Roma, Teatro Vascello: “Canto per Orfeo”

Roma, Teatro Vascello,  Invito alla danza 2013, 23° edizione della Rassegna Internazionale di danza e balletto
“CANTO PER ORFEO
Compagnia Aterballetto
Coreografia di Mauro Bigonzetti
Musica originale dei Kitarodia
Antongiulio Galeandro (fisarmonica), Cristina Vetrone (voce, organetti, tamburelli), Lorella Monti (voce, tamburelli)
Interpreti: Saul Daniele Ardillo, Angel Blanco, Hektor Budlla, Alessandro Calvani, Charlotte Faillard, Martina Forioso, Johanna Hwang, Marietta Kro, Valerio Longo, Ivana Mastroviti, Giulio Pighini, Roberto Tedesco, Lucia Vergnano, Serena Vinzio.
Elementi scenici di Mauro Bigonzetti e Carlo Cerri
Video e luci di Carlo Cerri
Costumi di Kristopher Millar, Lois Swandale
Roma, 22 luglio 2013
Orfeo viene in città. L’Ade tra i bidoni, in uno spazio senza tempo, col ritmo scandito dalle mani sulla latta e fisarmoniche, tamburelli, organetti e canti purificatori e dal racconto viscerale e possente. Per separarsi e salutare il suo Ater nel 2012 ed andar via per altri lidi Bigonzetti entra di pancia, e dona alla Compagnia Canto per Orfeo. Sulle voci profonde dei Kitarodia, intrise di richiami popolari, arcaici che invitano ad assistere alla struggente storia il coreografo disegna la metafora del distacco, della fine. Orfeo ed Euridice hanno sempre abitato l’arte. Infinitamente raccontato, il mito del cantore che sfida il destino, scende negli inferi, domostra il suo dolore, commuove, porta indietro la sua amata. Euridice, la bella che muore due volte, ma felice, per l’amore che ha ricevuto. Bigonzetti indaga l’anima tralasciando ogni racconto melodico. Mentre uomini e donne, come in un antico coro greco, a ritmi che sembrano di pizzica si abbandonano all’estasi danzante, l’anima popolare della musica fa emergere sentimenti nudi e crudi, che nella ripetizione parossistica amplificano il sentire.

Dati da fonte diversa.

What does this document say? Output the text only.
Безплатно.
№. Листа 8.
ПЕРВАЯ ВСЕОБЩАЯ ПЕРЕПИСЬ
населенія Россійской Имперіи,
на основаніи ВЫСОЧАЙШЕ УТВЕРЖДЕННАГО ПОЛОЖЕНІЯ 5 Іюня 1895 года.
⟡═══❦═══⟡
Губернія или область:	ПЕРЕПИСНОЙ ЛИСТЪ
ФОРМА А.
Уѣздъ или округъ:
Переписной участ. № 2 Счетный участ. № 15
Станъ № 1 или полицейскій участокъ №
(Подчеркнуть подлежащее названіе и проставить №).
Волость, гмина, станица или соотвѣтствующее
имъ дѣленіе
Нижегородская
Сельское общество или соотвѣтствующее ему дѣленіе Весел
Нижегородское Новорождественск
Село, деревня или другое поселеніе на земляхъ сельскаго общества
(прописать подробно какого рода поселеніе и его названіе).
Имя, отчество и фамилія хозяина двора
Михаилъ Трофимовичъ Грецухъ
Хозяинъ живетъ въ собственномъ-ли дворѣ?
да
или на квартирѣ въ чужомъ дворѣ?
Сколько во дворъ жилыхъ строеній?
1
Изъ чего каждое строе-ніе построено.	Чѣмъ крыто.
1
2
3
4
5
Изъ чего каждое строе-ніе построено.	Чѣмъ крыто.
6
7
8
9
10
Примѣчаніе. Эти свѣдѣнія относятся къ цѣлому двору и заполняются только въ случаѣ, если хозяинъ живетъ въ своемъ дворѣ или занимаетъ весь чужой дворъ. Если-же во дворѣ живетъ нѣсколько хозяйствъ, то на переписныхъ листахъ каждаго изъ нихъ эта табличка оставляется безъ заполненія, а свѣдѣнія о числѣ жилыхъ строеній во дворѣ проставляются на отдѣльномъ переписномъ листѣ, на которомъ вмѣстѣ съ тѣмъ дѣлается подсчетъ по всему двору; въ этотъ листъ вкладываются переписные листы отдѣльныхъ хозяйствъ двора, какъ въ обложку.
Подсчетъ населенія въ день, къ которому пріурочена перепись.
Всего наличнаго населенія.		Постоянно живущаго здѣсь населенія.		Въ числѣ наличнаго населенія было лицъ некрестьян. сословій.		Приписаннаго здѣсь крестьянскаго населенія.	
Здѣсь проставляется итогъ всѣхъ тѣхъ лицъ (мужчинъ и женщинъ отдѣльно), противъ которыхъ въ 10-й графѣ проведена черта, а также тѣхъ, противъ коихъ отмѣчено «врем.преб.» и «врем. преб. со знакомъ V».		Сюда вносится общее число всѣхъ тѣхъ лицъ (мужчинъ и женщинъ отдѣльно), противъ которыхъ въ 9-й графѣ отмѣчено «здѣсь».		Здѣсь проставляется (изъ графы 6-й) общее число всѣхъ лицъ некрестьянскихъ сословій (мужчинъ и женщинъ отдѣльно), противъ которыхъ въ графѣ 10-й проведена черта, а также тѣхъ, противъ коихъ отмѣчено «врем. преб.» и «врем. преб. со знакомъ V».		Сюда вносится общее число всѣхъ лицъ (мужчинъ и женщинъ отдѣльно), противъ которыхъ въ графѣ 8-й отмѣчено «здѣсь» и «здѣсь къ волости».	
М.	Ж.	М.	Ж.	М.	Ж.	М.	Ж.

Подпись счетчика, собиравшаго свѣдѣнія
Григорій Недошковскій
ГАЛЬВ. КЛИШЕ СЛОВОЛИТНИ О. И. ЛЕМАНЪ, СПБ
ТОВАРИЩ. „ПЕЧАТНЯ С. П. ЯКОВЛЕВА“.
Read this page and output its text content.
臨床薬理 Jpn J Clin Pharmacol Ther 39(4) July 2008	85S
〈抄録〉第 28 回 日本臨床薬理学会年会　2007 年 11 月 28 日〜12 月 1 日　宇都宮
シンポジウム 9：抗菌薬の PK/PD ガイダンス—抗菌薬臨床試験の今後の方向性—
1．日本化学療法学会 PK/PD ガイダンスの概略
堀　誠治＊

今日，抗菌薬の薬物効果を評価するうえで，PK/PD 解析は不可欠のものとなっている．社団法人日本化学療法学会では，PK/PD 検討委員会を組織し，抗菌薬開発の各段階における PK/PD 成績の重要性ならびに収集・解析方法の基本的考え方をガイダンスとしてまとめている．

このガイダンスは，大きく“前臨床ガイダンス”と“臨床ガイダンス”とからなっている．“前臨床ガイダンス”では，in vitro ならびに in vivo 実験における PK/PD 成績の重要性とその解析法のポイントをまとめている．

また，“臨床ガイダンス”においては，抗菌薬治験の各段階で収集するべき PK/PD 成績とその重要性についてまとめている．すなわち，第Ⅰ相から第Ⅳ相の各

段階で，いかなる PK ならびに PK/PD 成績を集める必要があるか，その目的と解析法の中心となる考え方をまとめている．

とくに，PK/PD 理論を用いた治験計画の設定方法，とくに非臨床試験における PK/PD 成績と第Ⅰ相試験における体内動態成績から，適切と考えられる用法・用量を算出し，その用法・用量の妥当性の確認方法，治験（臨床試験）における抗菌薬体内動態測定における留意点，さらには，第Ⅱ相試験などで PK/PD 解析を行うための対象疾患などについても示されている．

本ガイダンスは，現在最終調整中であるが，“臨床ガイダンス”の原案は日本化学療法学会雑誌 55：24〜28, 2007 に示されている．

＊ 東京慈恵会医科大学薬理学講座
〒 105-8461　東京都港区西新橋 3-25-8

Lontano da ogni visione romantica, da ogni sublimazione se vuoi banale, se non quella del dolore costante, attratto dal dramma terreno Bigonzetti crea la sua danza povera, quella di Orfeo; Euridice, più compostamente segue. Nessuna costruzione post-accademica, neanche gestuale, solo movimenti di impulsi, scatti e pause, fratture, contorcimenti mossi dall’animo dolorante, mani accrampate, piedi contorti, dita spezzate; come un racconto di parole urlate, direttamente dalle viscere e poi fermi a sentire di nuovo i moti interni. Tutto è pervaso da un dolore costante, fatto di rassegnazione, fallimento e consapevolezza della fine. Resta solo questo, difficile andare oltre. Fin dall’inizio quel dolore invade gli incontri tra i due, che sembrano spesso delle lotte, faticosi, mai morbidi, abbracci ed immediate separazioni e poi da lontano a studiarsi e fissarsi. Concettuale nella costruzione, forse troppo, l’atmosfera è pesante e si sente la mancanza del più piccolo racconto dell’infinito emozionale variegato della coppia. Nella seconda parte la danza prende respiro, il coro si fa più incisivo fino al tragico epilogo, con le mani di Orfeo che non trovano più quelle dell’amata Euridice, che inesorabilmente svanisce. Partitura complessa, difficile, seppur attraente non sembra però la più riuscita del coreografo romano. Nonostante gli elementi interessanti, il sostegno delle musiche toccanti dei Kitarodia, le raffinate immagini e le belle  luci di Carlo Cerri, non si è pienamente coinvolti e anche se il racconto è fatto di stati d’animo, non si entra in empatia con i personaggi. La più prestigiosa e amata compagnia di balletto italiana, ormai l’unica di livello veramente internazionale, non sembra valorizzata al meglio delle sue possibilità. Pieno successo di pubblico.